The Pentico James Vasos Family History
My father died in 1981. It was eight years before I opened the box my mother gave me after his funeral – a box with notes from a family history project he’d been working on a few years before his death. I’d heard about Dad’s project and how each day armed with magnifying glass, notebooks, paper and pen he planted himself at the local library to pour over microfilm of old newspapers. At the County Clerk’s office he took notes on the vital statistics for family members he was researching. I wondered what had gotten into him
My only references to Dad’s new found interest in family history were Dad telling us kids we were related to the infamous outlaw, Jesse James and that his mother, Myrtle James was born in Kellogg, Iowa close to our hometown of Carroll.
Myrtle died before my five siblings and I were born but I’d developed a fascination with her when my mother told me Myrtle had seen an image of Jesus at the foot of her bed when she was sick and bedridden. That made her about as famous and interesting to me as Jesse James. As a young girl I tried to make contact with her from the upstairs clothes closet where I knew I’d have some privacy. I’d close the door, step in among all the clothes and say “ Myrtle, Myrtle you don’t know me but I’m your granddaughter, Judy.” When I felt something brush my shoulder I had a strong sense she heard me. I was too afraid to continue and would bolt out of the closet only to do this time and time again.
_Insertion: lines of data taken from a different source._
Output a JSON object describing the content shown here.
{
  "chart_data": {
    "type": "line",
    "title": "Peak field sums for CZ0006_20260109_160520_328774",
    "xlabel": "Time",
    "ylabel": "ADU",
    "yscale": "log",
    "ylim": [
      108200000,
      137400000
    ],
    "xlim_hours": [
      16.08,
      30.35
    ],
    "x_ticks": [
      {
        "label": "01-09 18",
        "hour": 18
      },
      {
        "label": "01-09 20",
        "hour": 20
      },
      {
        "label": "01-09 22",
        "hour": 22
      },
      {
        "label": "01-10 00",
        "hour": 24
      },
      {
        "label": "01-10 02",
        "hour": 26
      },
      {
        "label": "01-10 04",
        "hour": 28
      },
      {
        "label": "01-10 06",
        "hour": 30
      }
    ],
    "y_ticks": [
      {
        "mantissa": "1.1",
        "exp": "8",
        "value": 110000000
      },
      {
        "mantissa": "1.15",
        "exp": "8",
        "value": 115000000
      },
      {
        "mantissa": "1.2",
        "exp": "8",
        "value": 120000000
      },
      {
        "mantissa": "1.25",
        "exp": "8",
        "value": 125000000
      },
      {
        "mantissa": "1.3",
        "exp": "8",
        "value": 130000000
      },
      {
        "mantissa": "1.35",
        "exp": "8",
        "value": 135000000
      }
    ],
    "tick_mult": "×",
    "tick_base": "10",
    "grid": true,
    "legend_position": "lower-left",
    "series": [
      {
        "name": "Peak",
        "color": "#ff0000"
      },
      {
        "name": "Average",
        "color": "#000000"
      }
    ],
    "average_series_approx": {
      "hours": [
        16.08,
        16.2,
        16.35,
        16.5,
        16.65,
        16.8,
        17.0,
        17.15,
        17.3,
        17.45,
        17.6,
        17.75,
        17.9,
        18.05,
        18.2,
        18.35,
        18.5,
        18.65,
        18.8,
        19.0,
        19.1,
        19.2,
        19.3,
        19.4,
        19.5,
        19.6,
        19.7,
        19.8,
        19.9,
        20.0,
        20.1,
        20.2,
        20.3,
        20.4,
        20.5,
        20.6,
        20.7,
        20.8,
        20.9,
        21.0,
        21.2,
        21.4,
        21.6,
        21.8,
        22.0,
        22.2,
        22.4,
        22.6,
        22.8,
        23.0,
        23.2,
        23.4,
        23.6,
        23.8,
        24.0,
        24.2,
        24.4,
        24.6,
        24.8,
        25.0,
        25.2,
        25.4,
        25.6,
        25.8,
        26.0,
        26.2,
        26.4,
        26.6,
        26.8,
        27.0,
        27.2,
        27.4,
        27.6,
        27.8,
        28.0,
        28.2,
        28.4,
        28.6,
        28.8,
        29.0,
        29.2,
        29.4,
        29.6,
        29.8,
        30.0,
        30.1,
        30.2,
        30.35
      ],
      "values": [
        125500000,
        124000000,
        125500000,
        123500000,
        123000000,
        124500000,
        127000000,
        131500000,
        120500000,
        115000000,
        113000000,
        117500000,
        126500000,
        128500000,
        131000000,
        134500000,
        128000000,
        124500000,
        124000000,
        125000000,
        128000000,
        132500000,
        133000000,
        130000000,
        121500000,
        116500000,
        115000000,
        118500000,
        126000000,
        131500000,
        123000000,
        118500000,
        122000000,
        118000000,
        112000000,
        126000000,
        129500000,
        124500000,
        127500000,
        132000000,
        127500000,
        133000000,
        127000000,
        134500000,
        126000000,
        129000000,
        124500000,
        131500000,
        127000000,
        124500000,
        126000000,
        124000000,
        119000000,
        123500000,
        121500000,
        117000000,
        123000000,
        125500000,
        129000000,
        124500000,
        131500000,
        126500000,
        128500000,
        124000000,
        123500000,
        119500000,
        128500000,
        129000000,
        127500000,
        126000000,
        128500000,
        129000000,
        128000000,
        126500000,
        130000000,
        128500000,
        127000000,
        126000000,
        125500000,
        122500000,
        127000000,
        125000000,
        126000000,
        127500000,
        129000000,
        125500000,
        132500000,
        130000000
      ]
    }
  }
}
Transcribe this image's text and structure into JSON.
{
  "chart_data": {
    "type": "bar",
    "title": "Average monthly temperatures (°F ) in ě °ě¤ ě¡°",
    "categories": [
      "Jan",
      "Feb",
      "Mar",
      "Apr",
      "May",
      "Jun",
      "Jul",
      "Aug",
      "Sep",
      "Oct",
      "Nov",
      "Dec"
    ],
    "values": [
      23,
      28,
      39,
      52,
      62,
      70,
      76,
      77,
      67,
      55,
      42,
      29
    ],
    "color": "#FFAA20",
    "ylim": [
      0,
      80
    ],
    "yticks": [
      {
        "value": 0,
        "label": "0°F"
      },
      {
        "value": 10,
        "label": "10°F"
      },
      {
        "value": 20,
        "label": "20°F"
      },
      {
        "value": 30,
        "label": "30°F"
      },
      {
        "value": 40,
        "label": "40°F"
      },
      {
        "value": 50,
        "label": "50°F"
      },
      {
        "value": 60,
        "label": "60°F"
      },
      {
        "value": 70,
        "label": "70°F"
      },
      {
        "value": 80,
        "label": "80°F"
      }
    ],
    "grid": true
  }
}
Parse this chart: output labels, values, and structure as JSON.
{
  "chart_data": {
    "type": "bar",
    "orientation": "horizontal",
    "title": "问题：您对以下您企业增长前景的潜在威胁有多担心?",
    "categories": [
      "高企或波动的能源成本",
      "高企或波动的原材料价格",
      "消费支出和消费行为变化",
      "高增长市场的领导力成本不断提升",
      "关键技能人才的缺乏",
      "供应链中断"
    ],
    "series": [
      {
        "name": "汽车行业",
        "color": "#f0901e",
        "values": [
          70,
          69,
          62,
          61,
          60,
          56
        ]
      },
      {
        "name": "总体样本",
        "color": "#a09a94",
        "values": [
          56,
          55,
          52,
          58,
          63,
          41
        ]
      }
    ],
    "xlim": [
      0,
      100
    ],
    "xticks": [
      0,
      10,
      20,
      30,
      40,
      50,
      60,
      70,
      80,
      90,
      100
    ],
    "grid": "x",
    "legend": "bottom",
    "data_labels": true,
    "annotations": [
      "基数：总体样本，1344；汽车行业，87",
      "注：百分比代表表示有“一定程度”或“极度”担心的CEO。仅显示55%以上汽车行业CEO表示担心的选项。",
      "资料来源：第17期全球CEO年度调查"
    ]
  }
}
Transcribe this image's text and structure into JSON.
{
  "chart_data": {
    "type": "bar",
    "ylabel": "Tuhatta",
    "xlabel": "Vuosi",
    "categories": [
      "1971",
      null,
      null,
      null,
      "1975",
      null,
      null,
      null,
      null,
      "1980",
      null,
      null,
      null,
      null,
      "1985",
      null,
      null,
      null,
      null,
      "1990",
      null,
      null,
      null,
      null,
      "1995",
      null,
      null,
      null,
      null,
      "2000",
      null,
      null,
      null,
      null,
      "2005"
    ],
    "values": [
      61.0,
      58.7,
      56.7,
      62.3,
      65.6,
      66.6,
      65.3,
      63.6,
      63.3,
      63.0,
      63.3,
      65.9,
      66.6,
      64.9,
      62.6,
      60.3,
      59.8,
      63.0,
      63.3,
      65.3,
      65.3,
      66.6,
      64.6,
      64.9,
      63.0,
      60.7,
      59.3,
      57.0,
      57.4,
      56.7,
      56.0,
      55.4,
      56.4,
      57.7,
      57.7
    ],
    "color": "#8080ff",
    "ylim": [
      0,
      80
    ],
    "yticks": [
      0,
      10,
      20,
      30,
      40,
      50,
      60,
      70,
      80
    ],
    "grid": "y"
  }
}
The first thing I pulled out of Dad’s box was a black notebook. On page one he had printed the name JACOB PENTICO in firm, precise black capital letters. I’d never heard of this man and wasn’t at all interested until I noticed the name Myrtle James a few lines down.
What did Myrtle have to do with Jacob Pentico? How and where had Dad discovered Jacob’s name and written it down for someone to discover? The mystery of it made my head swirl and I began the long journey that took me to Pierce, Nebraska where Jacob is buried and Pentico descendants live.The internet was not yet the indispensable research tool it is today. I began in the old fashion way by calling the telephone operator for Nebraska and getting as much information as I could about anyone named Pentico. There were many and I wrote each one a letter. To my great surprise, many responded, confirmed we were related and encouraged me to visit Pierce and stay with them.
Knowing there were living relatives turned Dad’s box of notes and photos into a treasure chest. By the time I visited Pierce I had a photo of Jacob, knew he was Myrtle’s grandfather, was in the Civil War, had lived in Kellogg and Carroll before moving to Nebraska where he farmed 160 acres under the 1862 Homestead Act. At trip’s end I had enough material to fill a book, The Pentico James Vasos Family History, now listed with World Cat, the Iowa Historical Society and Nebraska Historical Society. I know Dad would be happy to know someone discovered his notes and added to the story.